Australia's international trade is of major importance as an engine of domestic economic growth. Sea transport is a means of facilitating this trade. The cargo liner component here, consisting mainly of scheduled containerised services, carries the major proportion of Australian exports and imports by value. This important transport sector is dominated by overseas liner firms, characteristically organised into collusive groupings (trade route cartels) known as conferences.
Cartelised operation on Australian liner shipping routes has been officially sanctioned by explicit exemption under the "overseas shipping provisions" of the Trade Practices Act 1974-77 and its immediate predecessors. Perceived inefficiencies and inequities voiced by Australian cargo interests (shipper/users) led to a recent Inquiry into this vexed industry policy, and in particular, into the efficacy of the
"watchdog" regulatory body concerned with its implementation, the Australian Shippers' Council. This official review, which found for a continuation of the status quo, was an inadequate analysis of this important policy area. This thesis attempts, as one major aim, to review this official inquiry and to throw light on any deficiencies of economic analysis that might be involved.
Furthermore, a less protective domestic trade policy stance is seen as increasingly imperative in the light of changing growth patterns and trade opportunities arising from the pace of development of neighbouring Pacific Basis economies. Contrary to this developing emphasis on trade integration, however, liner conferences' monopolistic pricing practices act to slow this process.

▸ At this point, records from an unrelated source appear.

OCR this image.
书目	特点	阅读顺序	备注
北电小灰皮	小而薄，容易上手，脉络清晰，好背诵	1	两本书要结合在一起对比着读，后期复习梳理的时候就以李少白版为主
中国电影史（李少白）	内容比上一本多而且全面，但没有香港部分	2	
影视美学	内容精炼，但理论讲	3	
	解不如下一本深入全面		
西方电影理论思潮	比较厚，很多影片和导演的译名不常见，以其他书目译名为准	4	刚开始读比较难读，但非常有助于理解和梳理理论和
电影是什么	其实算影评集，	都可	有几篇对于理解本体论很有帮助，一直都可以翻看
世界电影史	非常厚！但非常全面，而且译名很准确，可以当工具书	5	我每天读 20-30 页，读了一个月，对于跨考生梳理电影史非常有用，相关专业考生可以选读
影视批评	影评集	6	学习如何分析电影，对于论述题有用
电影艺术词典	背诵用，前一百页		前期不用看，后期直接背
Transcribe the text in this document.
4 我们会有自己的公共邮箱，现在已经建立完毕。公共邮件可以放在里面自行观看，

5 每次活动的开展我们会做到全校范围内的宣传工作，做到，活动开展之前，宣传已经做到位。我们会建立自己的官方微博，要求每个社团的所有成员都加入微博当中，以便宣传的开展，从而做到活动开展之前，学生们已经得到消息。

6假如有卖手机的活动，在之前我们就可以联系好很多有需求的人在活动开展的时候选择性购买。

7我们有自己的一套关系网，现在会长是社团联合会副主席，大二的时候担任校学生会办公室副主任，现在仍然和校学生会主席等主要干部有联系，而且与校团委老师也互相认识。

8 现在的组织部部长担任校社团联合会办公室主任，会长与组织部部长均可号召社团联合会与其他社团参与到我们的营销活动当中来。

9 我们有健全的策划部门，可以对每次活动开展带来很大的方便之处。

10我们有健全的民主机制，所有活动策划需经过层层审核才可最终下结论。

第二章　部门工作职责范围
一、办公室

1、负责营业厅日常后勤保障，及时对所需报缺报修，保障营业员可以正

In addition, conflict of present Australian liner policy with U.S. Anti-Trust Statutes is currently souring U.S./Australian relations. Where U.S.
authorities see their commerce adversely affected by official Australian government support for (and participation in) liner conferences serving them, these authorities act to impose severe penalties unilaterally. U.S. action of this type could have severe economic and political repercussions. Since present Australian policy, implemented in uncritical support of cartelised liner shipping per se, exacerbates this conflict, a thorough review of any such cartel enfranchising initiatives is necessary.
Three frames of references were focussed on in the performance of this task:
(i) Given Australia's specific interests, are conference cartels necessary or desirable?
(ii) If not, what industry organisation might best replace them?
(iii) Provided change is appropriate, how might a transition to the desired policy state be effected?
The study initially examines the spectrum of theoretical
"justifications" commonly advanced in the literature to underwrite a policy advocacy of liner industry cartelisation. None of these theoretical underpinnings is able to substantiate any such position. The erroneous economic analysis underlying the advocacy of the official Grigor/Heaver inquiry is also made apparent. It follows from this analysis that Australian "bilateral monopoly" policy of regulating liner cartels with a countervailing shipper bargaining body is inappropriate. Indeed the conduct and performance of the cartelised liner trades (with or without such "regulation") is revealed as extremely wasteful and inimicable to the interests of Australian shippers, who are shown to bear the costs of cartel excesses in both the export and import trades.
In order to proceed with question (ii) it is necessary initially to deal with the plethora of impediments seen by conference proponents as invalidating
the possibility of a competitively structured liner industry arising. The analysis reveals that no legitimate economic impediment exists which could prevent competitively provided liner services.
The focus of the study then concentrated on answering question (iii) : whether, and in what circumstances, and under what policy specifications, might desirable competitive functioning be provided in the Australian liner trades? Specifically a policy of "competition for the market" rather than "competition in the market" is seen as appropriate. It is suggested that a bidding system of awarding carrying rights could be instrumental in bringing about competitive functioning within the line-haul ocean passage. However, this one-stage policy initiative is not the complete answer. To guarantee an unequivocal welfare gain, the analysis reveals that a two-stage contracting procedure is necessary. An
extension of the contract award system to the complementary stevedoring services sector is mandatory.
The arguments used here to advocate the initiation and maintenance of a competitive liner industry are supported by recent research arising from a new theoretical development. Applying potential competition pressures to force "competition for the market" as has been espoused in this thesis, is in full accord with engineering contestants to bid for "contestable markets". Thus Baumol's newly articulated "theory of structurally contestable markets" provides further underlying support for the optimality claims advanced in support of this policy.